STRATFORD, ONTARIO -- Thirty-five years after British theater legend Sir Tyrone Guthrie raised a tent over a stage here, the Stratford Festival celebrates its most ambitious season and tries to put its money-losing days behind it.

North America's largest summer theater festival is performing more shows than ever this year -- 14 plays, including five Shakespearean works. Several of the dramas chosen this year also stress an antiwar theme.

But when artistic director John Neville was asked about the festival's future, his answer addressed the problem of how to cut the burdensome deficit while maintaining artistic standards worthy of Guthrie's legacy.

In his two years at the helm, he has cut the shortfall dramatically -- from $3.38 million to $555,000. But the strain of being a budget-cutter, administrator, artistic diplomat, actor and director took a toll on him.

"It's a terrible pity artistic directors have to think about money, but it's necessary," he said wryly.

Neville recently announced he would not return after 1988, the third and final year of his contract. But the move caused consternation in the festival ranks, and he reconsidered, saying he would extend his contract for one additional year.

A British-born actor and director trained in the classics, Neville has sharply cut back the staff but increased the number of productions in the May-to-November season.

This year, he also selected several theatrical works wrapped around antiwar themes, which he said naturally followed his decision to stage Brecht's "Mother Courage," the story of a woman peddler during the Thirty Years War.

"I also thought of 'Troilus and Cressida,' which is a savage satire on the futility of war," Neville said.

"Cabaret," with its warning about the rise of Nazism, and two plays that mourn the slaughter of World War I -- "Journey's End" and "Not About Heroes" -- are also among this year's productions.

Critical reception this year has been mixed. The critics threw verbal vegetables at director David William's "Troilus," which updated the Trojan War by dressing ancient Greek warriors in khaki shorts and Achilles' guards in biker boots and black leather.

However, Brian Macdonald's glittering production of "Cabaret" is proving successful with critics as well as the audiences that come to this town of 26,500 in the farm country of southwestern Ontario.

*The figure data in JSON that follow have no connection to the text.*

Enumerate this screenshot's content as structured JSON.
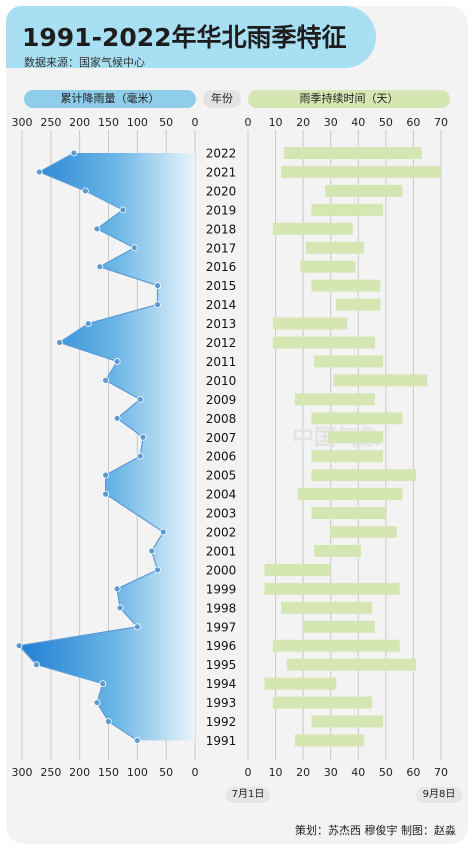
{
  "header": {
    "title": "1991-2022年华北雨季特征",
    "source": "数据来源：国家气候中心"
  },
  "labels": {
    "rain": "累计降雨量（毫米）",
    "year": "年份",
    "days": "雨季持续时间（天）",
    "date_start": "7月1日",
    "date_end": "9月8日",
    "watermark": "中国气象"
  },
  "footer": "策划：苏杰西  穆俊宇    制图：赵淼",
  "colors": {
    "rain_fill_dark": "#1f7ed3",
    "rain_fill_light": "#eaf5fb",
    "rain_line": "#5b9bd5",
    "bar": "#d5e6b2"
  },
  "chart_data": [
    {
      "type": "area",
      "title": "累计降雨量（毫米）",
      "xlim": [
        300,
        0
      ],
      "ticks": [
        300,
        250,
        200,
        150,
        100,
        50,
        0
      ],
      "years": [
        2022,
        2021,
        2020,
        2019,
        2018,
        2017,
        2016,
        2015,
        2014,
        2013,
        2012,
        2011,
        2010,
        2009,
        2008,
        2007,
        2006,
        2005,
        2004,
        2003,
        2002,
        2001,
        2000,
        1999,
        1998,
        1997,
        1996,
        1995,
        1994,
        1993,
        1992,
        1991
      ],
      "values": [
        210,
        270,
        190,
        125,
        170,
        105,
        165,
        65,
        65,
        185,
        235,
        135,
        155,
        95,
        135,
        90,
        95,
        155,
        155,
        null,
        55,
        75,
        65,
        135,
        130,
        100,
        305,
        275,
        160,
        170,
        150,
        100
      ]
    },
    {
      "type": "bar",
      "title": "雨季持续时间（天）",
      "xlim": [
        0,
        70
      ],
      "ticks": [
        0,
        10,
        20,
        30,
        40,
        50,
        60,
        70
      ],
      "years": [
        2022,
        2021,
        2020,
        2019,
        2018,
        2017,
        2016,
        2015,
        2014,
        2013,
        2012,
        2011,
        2010,
        2009,
        2008,
        2007,
        2006,
        2005,
        2004,
        2003,
        2002,
        2001,
        2000,
        1999,
        1998,
        1997,
        1996,
        1995,
        1994,
        1993,
        1992,
        1991
      ],
      "ranges": [
        [
          13,
          63
        ],
        [
          12,
          70
        ],
        [
          28,
          56
        ],
        [
          23,
          49
        ],
        [
          9,
          38
        ],
        [
          21,
          42
        ],
        [
          19,
          39
        ],
        [
          23,
          48
        ],
        [
          32,
          48
        ],
        [
          9,
          36
        ],
        [
          9,
          46
        ],
        [
          24,
          49
        ],
        [
          31,
          65
        ],
        [
          17,
          46
        ],
        [
          23,
          56
        ],
        [
          29,
          49
        ],
        [
          23,
          49
        ],
        [
          23,
          61
        ],
        [
          18,
          56
        ],
        [
          23,
          50
        ],
        [
          30,
          54
        ],
        [
          24,
          41
        ],
        [
          6,
          30
        ],
        [
          6,
          55
        ],
        [
          12,
          45
        ],
        [
          20,
          46
        ],
        [
          9,
          55
        ],
        [
          14,
          61
        ],
        [
          6,
          32
        ],
        [
          9,
          45
        ],
        [
          23,
          49
        ],
        [
          17,
          42
        ]
      ]
    }
  ]
}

The festival draws about half its audience from Toronto, about 90 miles to the northeast. And many Americans drive from Buffalo or Detroit for theater weekends.

It all began as the idea of a local journalist who wanted to boost the area's economy and thought that a town named Stratford, with an Avon River and a neighboring hamlet called Shakespeare, should have a theater festival.

The festival has built a solid ensemble of American, British and Canadian talent. The most well-known performer this season was probably Howard E. Rollins Jr., who starred in the film "Ragtime" and played the title role in Stratford's "Othello" until he was forced to withdraw because of illness.

Even without big-name stars, the box office has been robust. As of early July, ticket sales were $4.72 million, up from $4.41 million at the same time last season.

In 1986, Neville managed to achieve an operating surplus of nearly $500,000, helping to reduce the shortfall.

But he said, "I'm not sure we can clear the last bit of the deficit this year. We've made so many trimmings of the bureaucracy that grew in a previous administration that we could damage the integrity of what we're trying to do (on stage)."

Bureaucracy was not the only legacy of his predecessors. By several accounts, the four-year tenure of Neville's predecessor John Hirsch was not a happy one and Neville has tried to mend strained relationships.

When he isn't working as an administrator, Neville, who is 63, is directing "Othello," playing Anton Chekhov in a new work about the playwright called "Intimate Admiration" and directing "Mother Courage."

"I like my job very much," he added, "but it's very exhausting."